Tychos As far as child-free time, for me the answer was 'yes'. My DH usually did part of the evening things, either kitchen cleanup or bedtime routine, as well as a few hours on the weekend. And I can remember him telling me 'sit down, sit down, you've been going all day!'. Did this happen on its own? Oh no! There were a few tears and tantrums (mine) before he got the message. As hard as it may be, please do speak to him. Tell him specifically that you need his help with the children. We joke now that his motto is 'A happy wife is a happy life'.

But, I didn't have PND or depression, I just needed a break and a little help. You need and deserve more. Don't be afraid to fight for yourself with your GP. If she isn't sympathetic, ask to see another doctor. Or try to speak to a midwife or nurse. Just keep asking. And ask your husband to fight for you, too.

Vivacia · 27/10/2014 14:14

((OP)) I really feel for you. I don't know how I would have survived without DP's support. Even then it was touch-and-go at times.

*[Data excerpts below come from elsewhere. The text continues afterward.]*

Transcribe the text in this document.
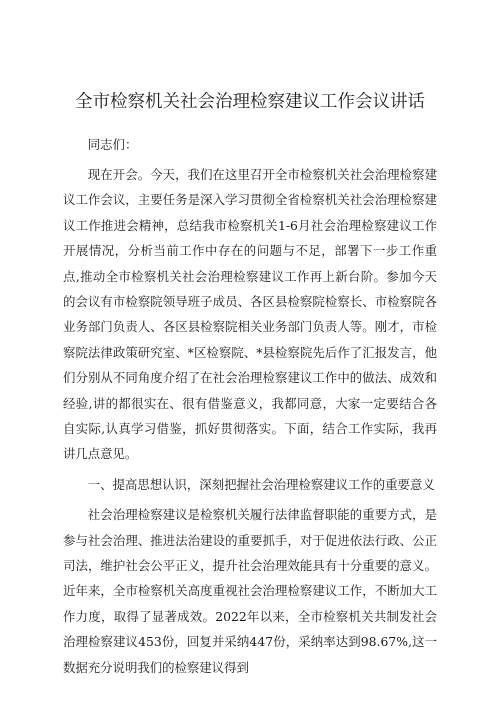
全市检察机关社会治理检察建议工作会议讲话

同志们：

现在开会。今天，我们在这里召开全市检察机关社会治理检察建议工作会议，主要任务是深入学习贯彻全省检察机关社会治理检察建议工作推进会精神，总结我市检察机关1-6月社会治理检察建议工作开展情况，分析当前工作中存在的问题与不足，部署下一步工作重点,推动全市检察机关社会治理检察建议工作再上新台阶。参加今天的会议有市检察院领导班子成员、各区县检察院检察长、市检察院各业务部门负责人、各区县检察院相关业务部门负责人等。刚才，市检察院法律政策研究室、*区检察院、*县检察院先后作了汇报发言，他们分别从不同角度介绍了在社会治理检察建议工作中的做法、成效和经验,讲的都很实在、很有借鉴意义，我都同意，大家一定要结合各自实际,认真学习借鉴，抓好贯彻落实。下面，结合工作实际，我再讲几点意见。

一、提高思想认识，深刻把握社会治理检察建议工作的重要意义

社会治理检察建议是检察机关履行法律监督职能的重要方式，是参与社会治理、推进法治建设的重要抓手，对于促进依法行政、公正司法，维护社会公平正义，提升社会治理效能具有十分重要的意义。近年来，全市检察机关高度重视社会治理检察建议工作，不断加大工作力度，取得了显著成效。2022年以来，全市检察机关共制发社会治理检察建议453份，回复并采纳447份，采纳率达到98.67%,这一数据充分说明我们的检察建议得到
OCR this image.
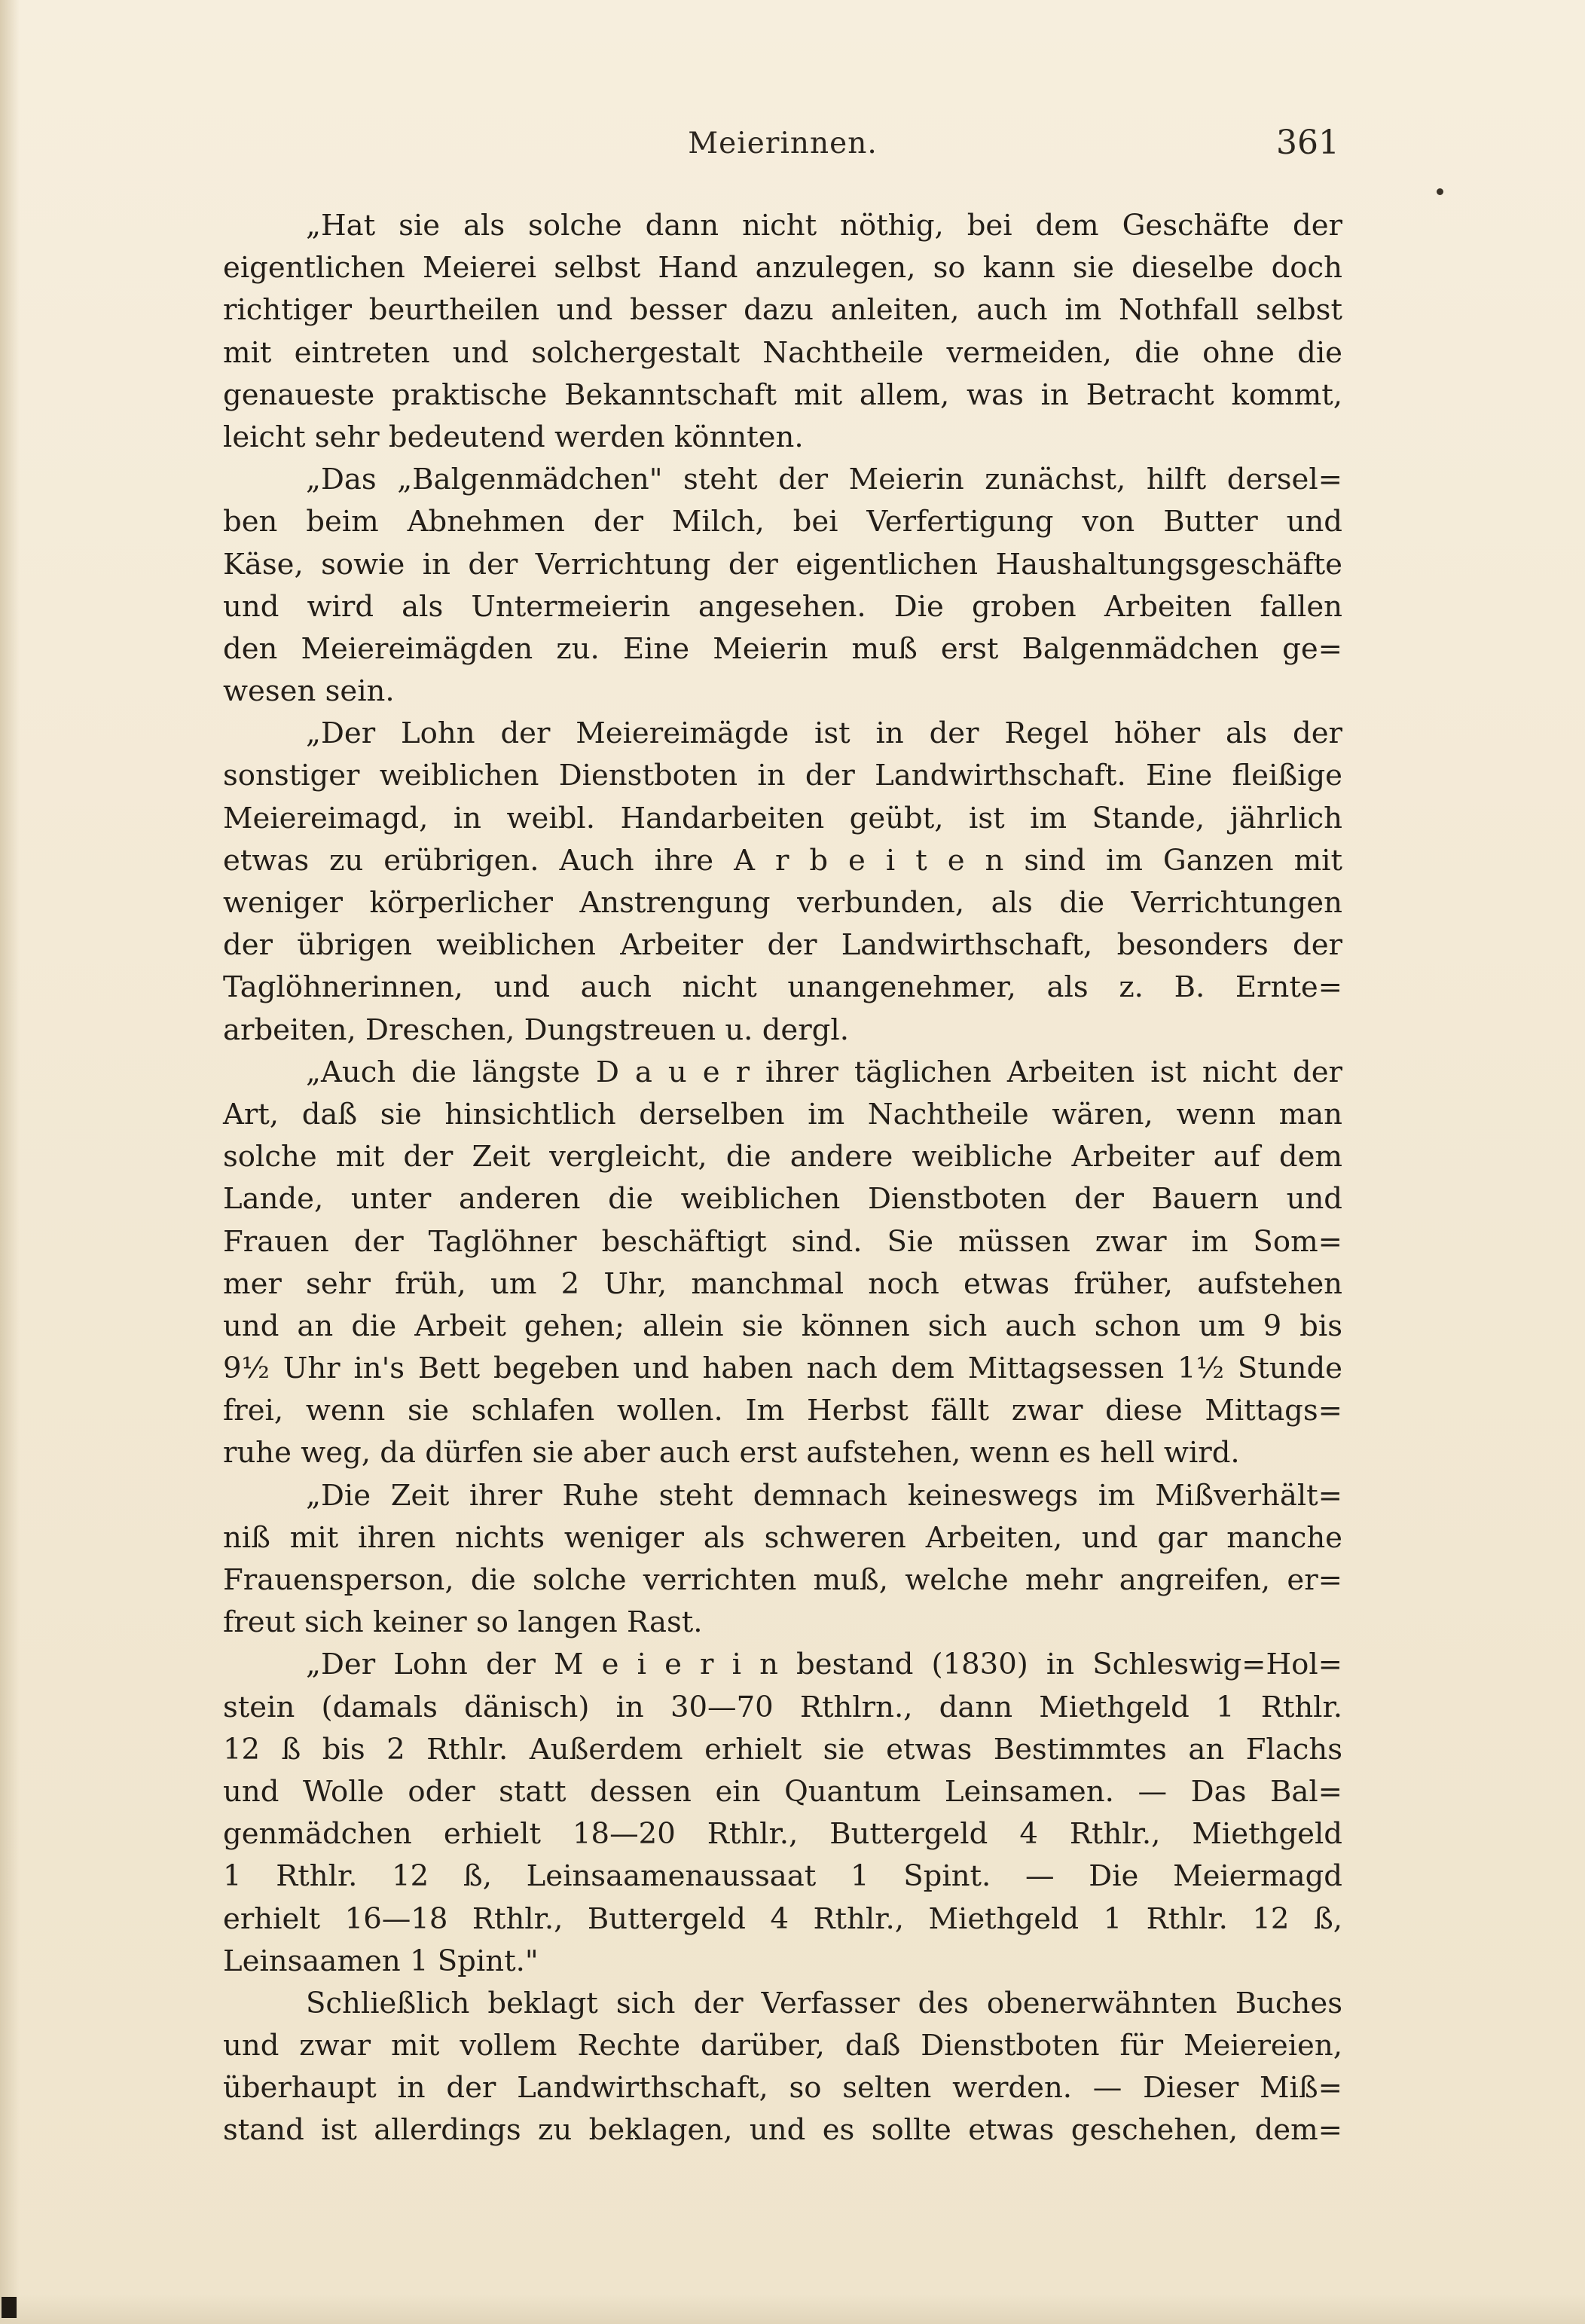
Meierinnen.	361
„Hat sie als solche dann nicht nöthig, bei dem Geschäfte der
eigentlichen Meierei selbst Hand anzulegen, so kann sie dieselbe doch
richtiger beurtheilen und besser dazu anleiten, auch im Nothfall selbst
mit eintreten und solchergestalt Nachtheile vermeiden, die ohne die
genaueste praktische Bekanntschaft mit allem, was in Betracht kommt,
leicht sehr bedeutend werden könnten.
„Das „Balgenmädchen" steht der Meierin zunächst, hilft dersel=
ben beim Abnehmen der Milch, bei Verfertigung von Butter und
Käse, sowie in der Verrichtung der eigentlichen Haushaltungsgeschäfte
und wird als Untermeierin angesehen. Die groben Arbeiten fallen
den Meiereimägden zu. Eine Meierin muß erst Balgenmädchen ge=
wesen sein.
„Der Lohn der Meiereimägde ist in der Regel höher als der
sonstiger weiblichen Dienstboten in der Landwirthschaft. Eine fleißige
Meiereimagd, in weibl. Handarbeiten geübt, ist im Stande, jährlich
etwas zu erübrigen. Auch ihre A r b e i t e n sind im Ganzen mit
weniger körperlicher Anstrengung verbunden, als die Verrichtungen
der übrigen weiblichen Arbeiter der Landwirthschaft, besonders der
Taglöhnerinnen, und auch nicht unangenehmer, als z. B. Ernte=
arbeiten, Dreschen, Dungstreuen u. dergl.
„Auch die längste D a u e r ihrer täglichen Arbeiten ist nicht der
Art, daß sie hinsichtlich derselben im Nachtheile wären, wenn man
solche mit der Zeit vergleicht, die andere weibliche Arbeiter auf dem
Lande, unter anderen die weiblichen Dienstboten der Bauern und
Frauen der Taglöhner beschäftigt sind. Sie müssen zwar im Som=
mer sehr früh, um 2 Uhr, manchmal noch etwas früher, aufstehen
und an die Arbeit gehen; allein sie können sich auch schon um 9 bis
9½ Uhr in's Bett begeben und haben nach dem Mittagsessen 1½ Stunde
frei, wenn sie schlafen wollen. Im Herbst fällt zwar diese Mittags=
ruhe weg, da dürfen sie aber auch erst aufstehen, wenn es hell wird.
„Die Zeit ihrer Ruhe steht demnach keineswegs im Mißverhält=
niß mit ihren nichts weniger als schweren Arbeiten, und gar manche
Frauensperson, die solche verrichten muß, welche mehr angreifen, er=
freut sich keiner so langen Rast.
„Der Lohn der M e i e r i n bestand (1830) in Schleswig=Hol=
stein (damals dänisch) in 30—70 Rthlrn., dann Miethgeld 1 Rthlr.
12 ß bis 2 Rthlr. Außerdem erhielt sie etwas Bestimmtes an Flachs
und Wolle oder statt dessen ein Quantum Leinsamen. — Das Bal=
genmädchen erhielt 18—20 Rthlr., Buttergeld 4 Rthlr., Miethgeld
1 Rthlr. 12 ß, Leinsaamenaussaat 1 Spint. — Die Meiermagd
erhielt 16—18 Rthlr., Buttergeld 4 Rthlr., Miethgeld 1 Rthlr. 12 ß,
Leinsaamen 1 Spint."
Schließlich beklagt sich der Verfasser des obenerwähnten Buches
und zwar mit vollem Rechte darüber, daß Dienstboten für Meiereien,
überhaupt in der Landwirthschaft, so selten werden. — Dieser Miß=
stand ist allerdings zu beklagen, und es sollte etwas geschehen, dem=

We're both introverts, so driving in the car, often without the radio on, could be very helpful despite the stress of driving in bad weather, bad traffic etc. Knowing that I'd have to cope with the bombardment for 20-30 minutes was fine, because I had prior warning and I could see just how important it was for DP. We used to make it a bit of a competition really to see how much we could get done before the other returned to the chaos. We still do that now actually, only the children are trained up too.

Vivacia · 27/10/2014 14:15

Did this happen on its own? Oh no! There were a few tears and tantrums (mine) before he got the message.

Oh my God, this too. I really tried to be be SupermumSuperwife at first.

mausmaus · 27/10/2014 14:20

are you on your own? if you are struggling and have a partner they have to step up. concentrate on cuddles and playing and leave the mess for them to deal with.

TychosNose · 27/10/2014 14:22

Dh does help with bedtime - but there's 2dc so he does one and I do the other. I do have tears and tantrums. And so does dh! He is really suffering from stress. I know he looks bad from what I've said, but he is trying his hardest too.

OP posts:
mausmaus · 27/10/2014 14:22

sorry, slow to read.
when dh come home be ready to leave.
go for a walk, swimming, sit down in a cafe (whatever you fancy) and come back an hour later.

elsbethy · 27/10/2014 14:34

Hi OP, just chipping in to lend some support and hope that your first day of half term is going ok.

We had our half term last week, and my 4 year old spent the vast majority of it in front of the TV while I desperately tried to get my 5 month old to nap (and felt guilty about the TV overload)! She's gone back to school today with no problems, and I'm sure it didn't do her any lasting damage. Be kind to yourself.

TychosNose · 27/10/2014 14:37

Gosh that would be a bit harsh mausmaus the dc would be beside themselves if I disappeared for an hour - I would miss bedtime. I imagine it might tip dh over the edge too. The state I would return to would not be worth it.